Para Pemohon perkara No. 58/PUU-VI/2008 ini menerangkan bahwa Pasal 1 angka 11 dan 12, Bab VII Restrukturisasi dan Privatisasi yang terdiri dari Pasal 75 hingga Pasal 86 UU BUMN, dikaitkan dengan kondisi perekonomian masyarakat saat ini, tidak memungkinkan bagi Pemohon mengkonsumsi barang dan/atau jasa yang dihasilkan BUMN dengan harga relatif murah dan terjangkau bagi semua kalangan masyarakat.
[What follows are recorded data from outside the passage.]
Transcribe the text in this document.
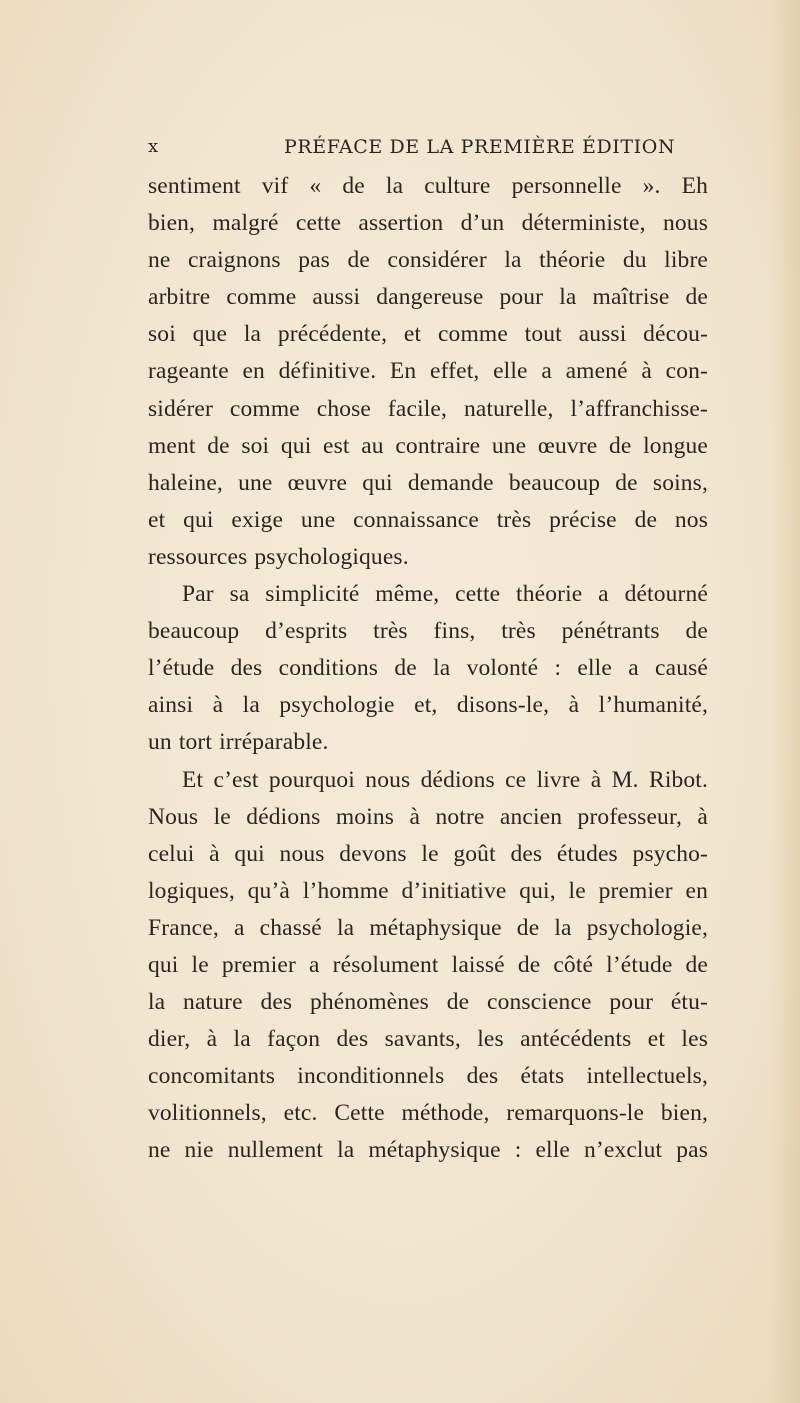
x	PRÉFACE DE LA PREMIÈRE ÉDITION
sentiment vif « de la culture personnelle ». Eh
bien, malgré cette assertion d’un déterministe, nous
ne craignons pas de considérer la théorie du libre
arbitre comme aussi dangereuse pour la maîtrise de
soi que la précédente, et comme tout aussi décou-
rageante en définitive. En effet, elle a amené à con-
sidérer comme chose facile, naturelle, l’affranchisse-
ment de soi qui est au contraire une œuvre de longue
haleine, une œuvre qui demande beaucoup de soins,
et qui exige une connaissance très précise de nos
ressources psychologiques.
Par sa simplicité même, cette théorie a détourné
beaucoup d’esprits très fins, très pénétrants de
l’étude des conditions de la volonté : elle a causé
ainsi à la psychologie et, disons-le, à l’humanité,
un tort irréparable.
Et c’est pourquoi nous dédions ce livre à M. Ribot.
Nous le dédions moins à notre ancien professeur, à
celui à qui nous devons le goût des études psycho-
logiques, qu’à l’homme d’initiative qui, le premier en
France, a chassé la métaphysique de la psychologie,
qui le premier a résolument laissé de côté l’étude de
la nature des phénomènes de conscience pour étu-
dier, à la façon des savants, les antécédents et les
concomitants inconditionnels des états intellectuels,
volitionnels, etc. Cette méthode, remarquons-le bien,
ne nie nullement la métaphysique : elle n’exclut pas
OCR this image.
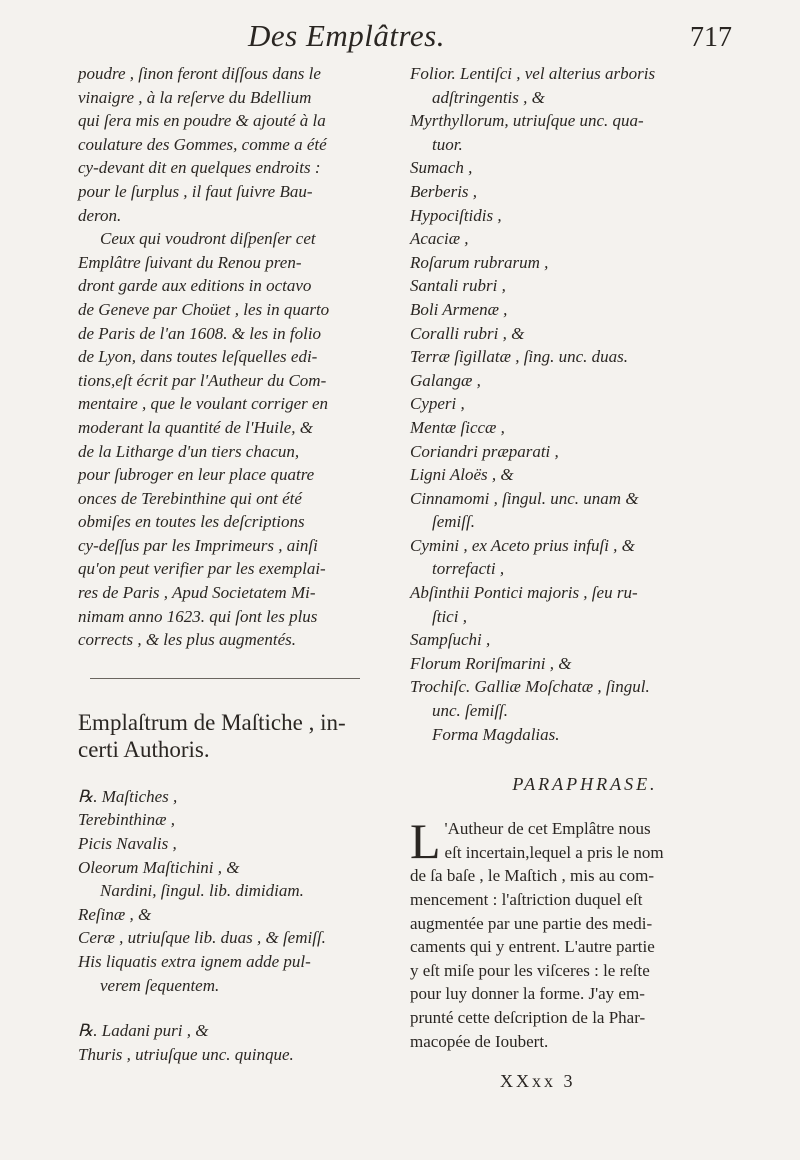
Des Emplâtres.	717

poudre , ſinon feront diſſous dans le

vinaigre , à la reſerve du Bdellium

qui ſera mis en poudre & ajouté à la

coulature des Gommes, comme a été

cy-devant dit en quelques endroits :

pour le ſurplus , il faut ſuivre Bau-

deron.

Ceux qui voudront diſpenſer cet

Emplâtre ſuivant du Renou pren-

dront garde aux editions in octavo

de Geneve par Choüet , les in quarto

de Paris de l'an 1608. & les in folio

de Lyon, dans toutes leſquelles edi-

tions,eſt écrit par l'Autheur du Com-

mentaire , que le voulant corriger en

moderant la quantité de l'Huile, &

de la Litharge d'un tiers chacun,

pour ſubroger en leur place quatre

onces de Terebinthine qui ont été

obmiſes en toutes les deſcriptions

cy-deſſus par les Imprimeurs , ainſi

qu'on peut verifier par les exemplai-

res de Paris , Apud Societatem Mi-

nimam anno 1623. qui ſont les plus

corrects , & les plus augmentés.

Emplaſtrum de Maſtiche , in-

certi Authoris.

℞. Maſtiches ,

Terebinthinæ ,

Picis Navalis ,

Oleorum Maſtichini , &

Nardini, ſingul. lib. dimidiam.

Reſinæ , &

Ceræ , utriuſque lib. duas , & ſemiſſ.

His liquatis extra ignem adde pul-

verem ſequentem.

℞. Ladani puri , &

Thuris , utriuſque unc. quinque.

Folior. Lentiſci , vel alterius arboris

adſtringentis , &

Myrthyllorum, utriuſque unc. qua-

tuor.

Sumach ,

Berberis ,

Hypociſtidis ,

Acaciæ ,

Roſarum rubrarum ,

Santali rubri ,

Boli Armenæ ,

Coralli rubri , &

Terræ ſigillatæ , ſing. unc. duas.

Galangæ ,

Cyperi ,

Mentæ ſiccæ ,

Coriandri præparati ,

Ligni Aloës , &

Cinnamomi , ſingul. unc. unam &

ſemiſſ.

Cymini , ex Aceto prius infuſi , &

torrefacti ,

Abſinthii Pontici majoris , ſeu ru-

ſtici ,

Sampſuchi ,

Florum Roriſmarini , &

Trochiſc. Galliæ Moſchatæ , ſingul.

unc. ſemiſſ.

Forma Magdalias.

PARAPHRASE.

L 'Autheur de cet Emplâtre nous

eſt incertain,lequel a pris le nom

de ſa baſe , le Maſtich , mis au com-

mencement : l'aſtriction duquel eſt

augmentée par une partie des medi-

caments qui y entrent. L'autre partie

y eſt miſe pour les viſceres : le reſte

pour luy donner la forme. J'ay em-

prunté cette deſcription de la Phar-

macopée de Ioubert.

XXxx 3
Oleh karenanya, Pemohon menilai pasal-pasal a quo bertentangan dengan Pasal 27 ayat (1), Pasal 27 ayat (2), Pasal 28A, Pasal 28C ayat (1), Pasal 28I ayat (2), Pasal 33 ayat (2), dan Pasal 33 ayat (3) UUD 1945.
Terhadap permohonan tersebut, Hakim Konstitusi Akil Mochtar, dalam nasihatnya meminta para Pemohon menjelaskan secara rinci kerugian konstitusional apa saja yang dialami akibat diberlakukannya UU a quo. “Apakah Pemohon dirugikan jika menggunakan fasilitas BUMN seperti listrik dan angkutan umum?” tanya Akil.
Akil juga meminta Pemohon menjelaskan pertentangan norma antara tiap-tiap pasal yang dimohonkan pengujian terhadap pasal-pasal di dalam UUD 1945. “Apakah privatisasi merugikan hak konstitusional Pemohon ataukah juga merugikan bagi BUMN yang bersangkutan, karena sebenarnya ada syarat-syarat tertentu bagi BUMN untuk diprivatisasi,” lanjut Akil.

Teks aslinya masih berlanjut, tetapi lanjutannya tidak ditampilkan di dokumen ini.